For the main course, I had chosen the fillet of beef steak. It came out a perfect medium-rare.
My wife’s seafood-centered Japanese main course was beautifully presented and, based on the few bites I stole, delicious.
After a desert of ice cream and petits fours, I was stuffed. I have to say, this meal was as good as any I have ever had at any fine dining restaurant, and it was impeccably presented. The meal definitely exceeded my (already high) expectations. I had also sampled several different wines during the meal and was blown away by the quality of each of them. After dinner, I decided to settle down over a warm sake and watch a few films. Adjusting the seat into its reclined position was easy with the touch-screen control.
The AVOD system included a good selection of newly released English-language movies, as well as some classic favorites (when was the last time you watched The Usual Suspects?).

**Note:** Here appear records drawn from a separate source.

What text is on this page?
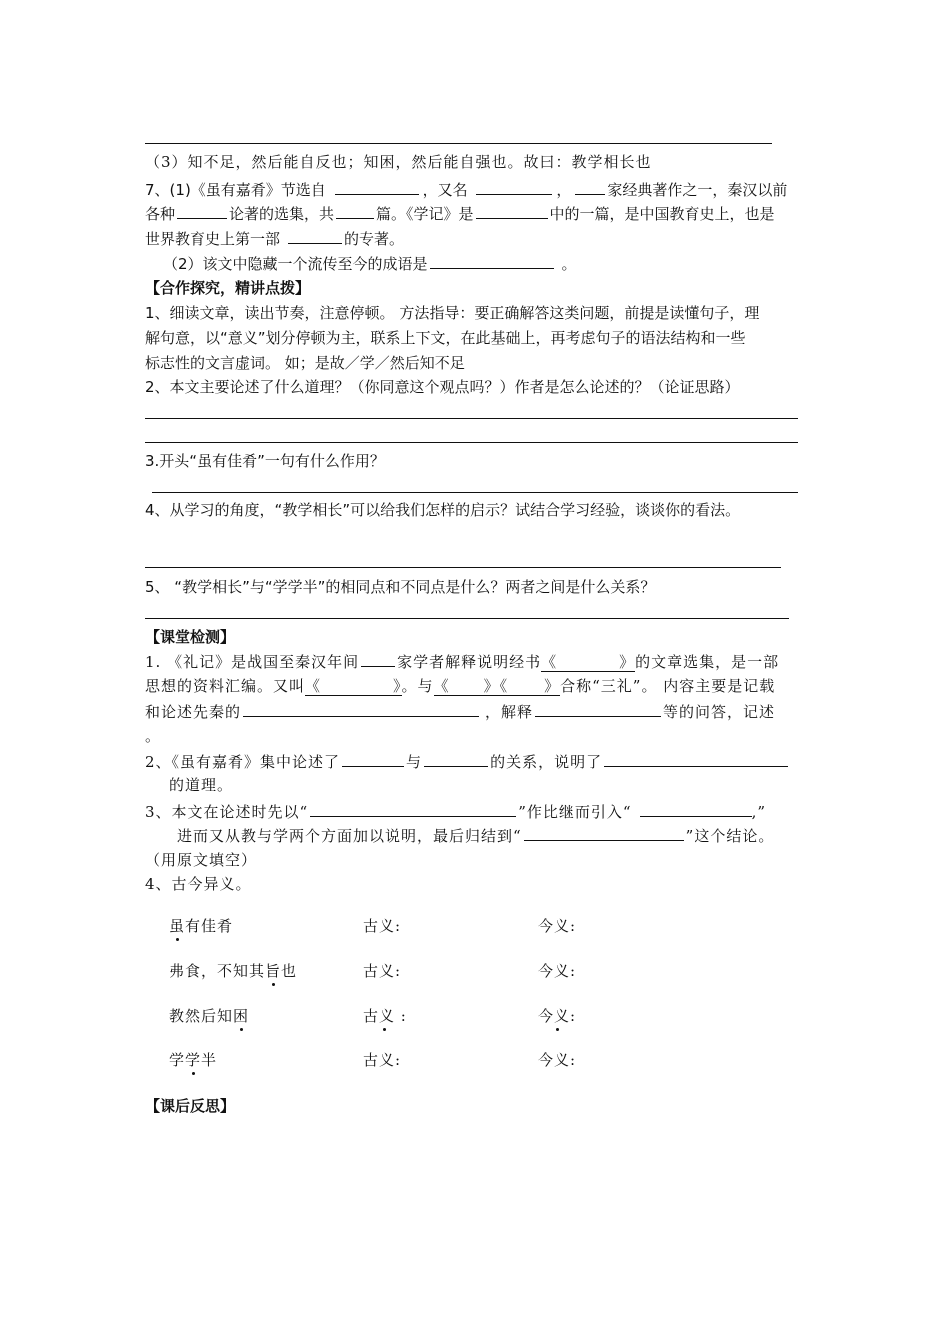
（3）知不足，然后能自反也；知困，然后能自强也。故曰：教学相长也
7、(1)《虽有嘉肴》节选自	，又名	， 家经典著作之一，秦汉以前
各种	论著的选集，共	篇。《学记》是	中的一篇，是中国教育史上，也是
世界教育史上第一部	的专著。
（2）该文中隐藏一个流传至今的成语是	。
【合作探究，精讲点拨】
1、细读文章，读出节奏，注意停顿。 方法指导：要正确解答这类问题，前提是读懂句子，理
解句意，以“意义”划分停顿为主，联系上下文，在此基础上，再考虑句子的语法结构和一些
标志性的文言虚词。 如；是故／学／然后知不足
2、本文主要论述了什么道理？（你同意这个观点吗？）作者是怎么论述的？（论证思路）
3.开头“虽有佳肴”一句有什么作用？
4、从学习的角度，“教学相长”可以给我们怎样的启示？试结合学习经验，谈谈你的看法。
5、 “教学相长”与“学学半”的相同点和不同点是什么？两者之间是什么关系？
【课堂检测】
1. 《礼记》是战国至秦汉年间	家学者解释说明经书《	》的文章选集，是一部
思想的资料汇编。又叫《	》。与《 》《 》合称“三礼”。 内容主要是记载
和论述先秦的	，解释	等的问答，记述
。
2、《虽有嘉肴》集中论述了	与	的关系，说明了
的道理。
3、本文在论述时先以“	”作比继而引入“	,”
进而又从教与学两个方面加以说明，最后归结到“	”这个结论。
（用原文填空）
4、古今异义。
虽有佳肴	古义:	今义:
弗食，不知其旨也	古义:	今义:
教然后知困	古义 :	今义:
学学半	古义:	今义:
【课后反思】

After watching a few of them on the massive 23-inch screen, I was feeling tired and ready for sleep. I paged a flight attendant, and she was there in less than five seconds. I asked if she could make the bed while I changed into pajamas. When I returned, the bed had been made with a comfortable pad atop the spacious flat-bed seat. I managed to get a few hours of sleep, although the cabin temperature was very warm for my preference, which made it somewhat difficult to get to sleep.
After I awoke from my nap, a flight attendant offered me a snack from the “light dishes” menu. Although I was still somewhat full, I couldn’t refuse the offer, as each of the seven dishes on the menu sounded amazing. I chose a prawn and vegetable dish which was, unsurprisingly, delicious.
It seemed like no time at all before we were landing in Tokyo. I never imagined that a 14-hour flight could go by so quickly. I’m so used to sitting in economy, where the hours seem to slowly crawl by.
After landing in Tokyo, we made our way to the beautiful first suites lounge to await our Thai Airways A380 flight to Bangkok.
As this was my first time in an international first class, I really was not too sure what to expect. Given ANA’s reputation, I’d had very high expectations going into the flight. I was not disappointed; I found the food to be better than expected, the in-flight service to be wanting nothing, and the seat itself extraordinarily comfortable. My one complaint is that the cabin temperature was a bit too hot for me to sleep well. This was true for both this flight and our return flight (which we flew in business class).
My one regret is that I did not order the Suntory Hibiki 21-year old whisky that ANA pours in first class. Although I consider myself a scotch lover, I had never had the opportunity to experience Japanese whiskey. Indeed, I had been somewhat blind to the whisky revolution happening in Japan and did not even consider ordering it given all the other beverage selections. After accidentally ordering the 18-year old Hibiki in ANA’s business class on the flight home, I really wish that I had taken the opportunity to sample its older sibling when I’d had the chance.
Ever since returning home, I still occasionally glance up and see that 777 fly over. Now that I actually know what I’m missing, I’m not sure it’s better than when I didn’t know. It’s okay though; I’ll find my way back onboard eventually.